The market has been churning at these highs for quite some time but we're not making any progress. This is with "great" earnings and "great" GDP an accommodating Fed and endless stimulus – you'd better be ready to grab a chair when this music stops – it's going to get ugly!
Not much for us to do but keep going through the motions. Until the music does end, the game continues and we've been buying a lot of stocks for our Member Portfolios recently – despite my overall misgivings about the market.
Warren Buffett pointed out something interesting this weeken in Berkshire Hathatway's (BRK.A) annual report – he pointed out that NOT ONE of the 20 largerst companies in the S&P 500 in 1989 are on that list 30 years later – not one of them. The biggest company in the World 30 years ago was the Industrial Bank of Japan and 6 of the top 10 companies in the World (13 of the top 20) were Japanese companies and all the "smart" money was that Japan was the place top put money in 1989. I even interviewed for a job with Mitsubishi myself!
And talk about inflation! The top five companies on our list today are EACH worth more than the entire top 20 were COMBINED in 1989. Of course we use the term "worth" loosely but these valuations have cleary run amock. In 1989, the Global GDP was $40Tn and now it's $80Tn yet the top 20 companies have gone up in price from $1Tn to about $16Tn – the cost of owning the companies that produce the Global GDP is now 16x higher than it was 30 years ago – THAT'S INFLATION!

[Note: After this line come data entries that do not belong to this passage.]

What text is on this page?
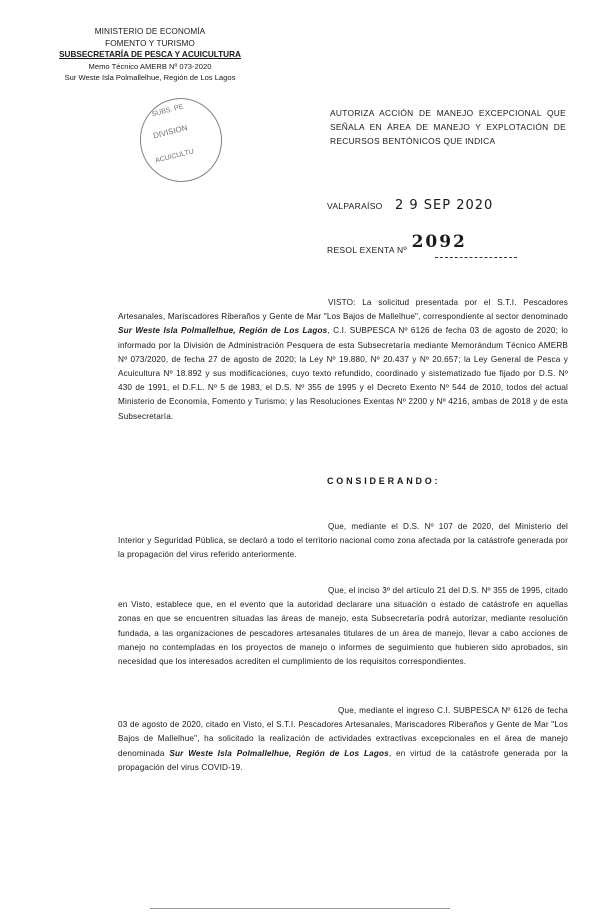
MINISTERIO DE ECONOMÍA
FOMENTO Y TURISMO
SUBSECRETARÍA DE PESCA Y ACUICULTURA
Memo Técnico AMERB Nº 073-2020
Sur Weste Isla Polmallelhue, Región de Los Lagos
SUBS. PE
DIVISION
ACUICULTU
AUTORIZA ACCIÓN DE MANEJO EXCEPCIONAL QUE SEÑALA EN ÁREA DE MANEJO Y EXPLOTACIÓN DE RECURSOS BENTÓNICOS QUE INDICA
VALPARAÍSO 2 9 SEP 2020
RESOL EXENTA Nº 2092
VISTO: La solicitud presentada por el S.T.I. Pescadores Artesanales, Mariscadores Riberaños y Gente de Mar "Los Bajos de Mallelhue", correspondiente al sector denominado Sur Weste Isla Polmallelhue, Región de Los Lagos, C.I. SUBPESCA Nº 6126 de fecha 03 de agosto de 2020; lo informado por la División de Administración Pesquera de esta Subsecretaría mediante Memorándum Técnico AMERB Nº 073/2020, de fecha 27 de agosto de 2020; la Ley Nº 19.880, Nº 20.437 y Nº 20.657; la Ley General de Pesca y Acuicultura Nº 18.892 y sus modificaciones, cuyo texto refundido, coordinado y sistematizado fue fijado por D.S. Nº 430 de 1991, el D.F.L. Nº 5 de 1983, el D.S. Nº 355 de 1995 y el Decreto Exento Nº 544 de 2010, todos del actual Ministerio de Economía, Fomento y Turismo; y las Resoluciones Exentas Nº 2200 y Nº 4216, ambas de 2018 y de esta Subsecretaría.
CONSIDERANDO:
Que, mediante el D.S. Nº 107 de 2020, del Ministerio del Interior y Seguridad Pública, se declaró a todo el territorio nacional como zona afectada por la catástrofe generada por la propagación del virus referido anteriormente.
Que, el inciso 3º del artículo 21 del D.S. Nº 355 de 1995, citado en Visto, establece que, en el evento que la autoridad declarare una situación o estado de catástrofe en aquellas zonas en que se encuentren situadas las áreas de manejo, esta Subsecretaría podrá autorizar, mediante resolución fundada, a las organizaciones de pescadores artesanales titulares de un área de manejo, llevar a cabo acciones de manejo no contempladas en los proyectos de manejo o informes de seguimiento que hubieren sido aprobados, sin necesidad que los interesados acrediten el cumplimiento de los requisitos correspondientes.
Que, mediante el ingreso C.I. SUBPESCA Nº 6126 de fecha 03 de agosto de 2020, citado en Visto, el S.T.I. Pescadores Artesanales, Mariscadores Riberaños y Gente de Mar "Los Bajos de Mallelhue", ha solicitado la realización de actividades extractivas excepcionales en el área de manejo denominada Sur Weste Isla Polmallelhue, Región de Los Lagos, en virtud de la catástrofe generada por la propagación del virus COVID-19.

Well, it's something, anyway. Just like the cable company and the phone company get more and more efficient at extracting money from your wallet every year – the entire stock market does that through the Investment Banks – making sure there are more fees for them and less stock for your money for you. We accept these ridiculous prices because the consumers of stocks have no advocate. The SEC looks out for dishonest trading but they don't make a peep when a stock is trading at 500 times earnings, do they?

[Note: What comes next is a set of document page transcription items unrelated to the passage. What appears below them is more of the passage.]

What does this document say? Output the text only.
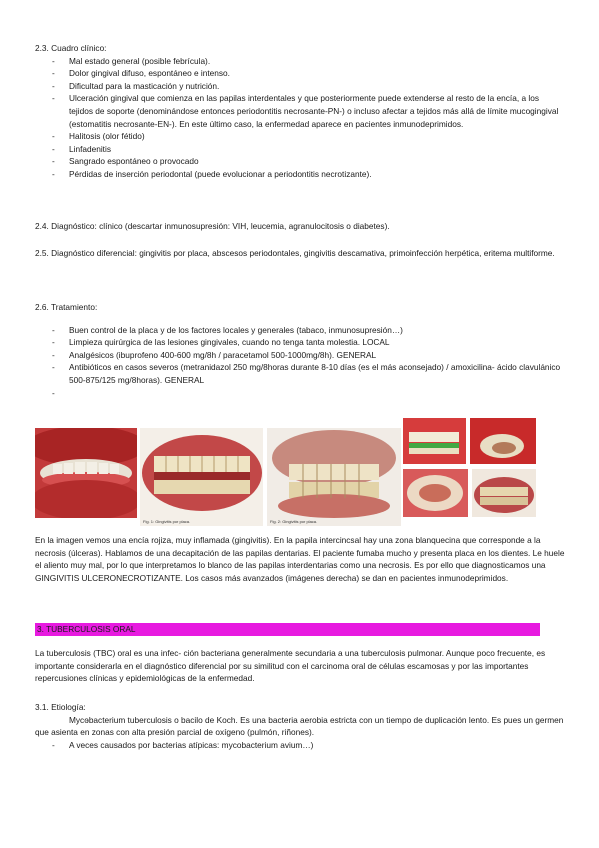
2.3. Cuadro clínico:

- Mal estado general (posible febrícula).
- Dolor gingival difuso, espontáneo e intenso.
- Dificultad para la masticación y nutrición.
- Ulceración gingival que comienza en las papilas interdentales y que posteriormente puede extenderse al resto de la encía, a los tejidos de soporte (denominándose entonces periodontitis necrosante-PN-) o incluso afectar a tejidos más allá de límite mucogingival (estomatitis necrosante-EN-). En este último caso, la enfermedad aparece en pacientes inmunodeprimidos.
- Halitosis (olor fétido)
- Linfadenitis
- Sangrado espontáneo o provocado
- Pérdidas de inserción periodontal (puede evolucionar a periodontitis necrotizante).

2.4. Diagnóstico: clínico (descartar inmunosupresión: VIH, leucemia, agranulocitosis o diabetes).

2.5. Diagnóstico diferencial: gingivitis por placa, abscesos periodontales, gingivitis descamativa, primoinfección herpética, eritema multiforme.

2.6. Tratamiento:

- Buen control de la placa y de los factores locales y generales (tabaco, inmunosupresión…)
- Limpieza quirúrgica de las lesiones gingivales, cuando no tenga tanta molestia. LOCAL
- Analgésicos (ibuprofeno 400-600 mg/8h / paracetamol 500-1000mg/8h). GENERAL
- Antibióticos en casos severos (metranidazol 250 mg/8horas durante 8-10 días (es el más aconsejado) / amoxicilina- ácido clavulánico 500-875/125 mg/8horas). GENERAL
-
Fig. 1: Gingivitis por placa.	Fig. 2: Gingivitis por placa.

En la imagen vemos una encía rojiza, muy inflamada (gingivitis). En la papila intercincsal hay una zona blanquecina que corresponde a la necrosis (úlceras). Hablamos de una decapitación de las papilas dentarias. El paciente fumaba mucho y presenta placa en los dientes. Le huele el aliento muy mal, por lo que interpretamos lo blanco de las papilas interdentarias como una necrosis. Es por ello que diagnosticamos una GINGIVITIS ULCERONECROTIZANTE. Los casos más avanzados (imágenes derecha) se dan en pacientes inmunodeprimidos.

3. TUBERCULOSIS ORAL

La tuberculosis (TBC) oral es una infec- ción bacteriana generalmente secundaria a una tuberculosis pulmonar. Aunque poco frecuente, es importante considerarla en el diagnóstico diferencial por su similitud con el carcinoma oral de células escamosas y por las importantes repercusiones clínicas y epidemiológicas de la enfermedad.

3.1. Etiología:

- Mycobacterium tuberculosis o bacilo de Koch. Es una bacteria aerobia estricta con un tiempo de duplicación lento. Es pues un germen que asienta en zonas con alta presión parcial de oxígeno (pulmón, riñones).
- A veces causados por bacterias atípicas: mycobacterium avium…)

The P/E Ratio of the S&P 500 in 1989 was 11.82, as of April 30th of this year, it's at 42.57 – you are getting about 1/4 of the earnings power for your money these days. As you can see from the Case-Shiller P/E Ratio, which takes inflation into account, we were already at 37.56 in December and the PRICE of stocks went up 10% this year – but the earnings remained the same. What if the price of homes or cars or food were climbing like that? You would know that, at some point, we'd hit a tipping point because it simply can't go on forever. At a certain point, people have to make choices about what to do with their money.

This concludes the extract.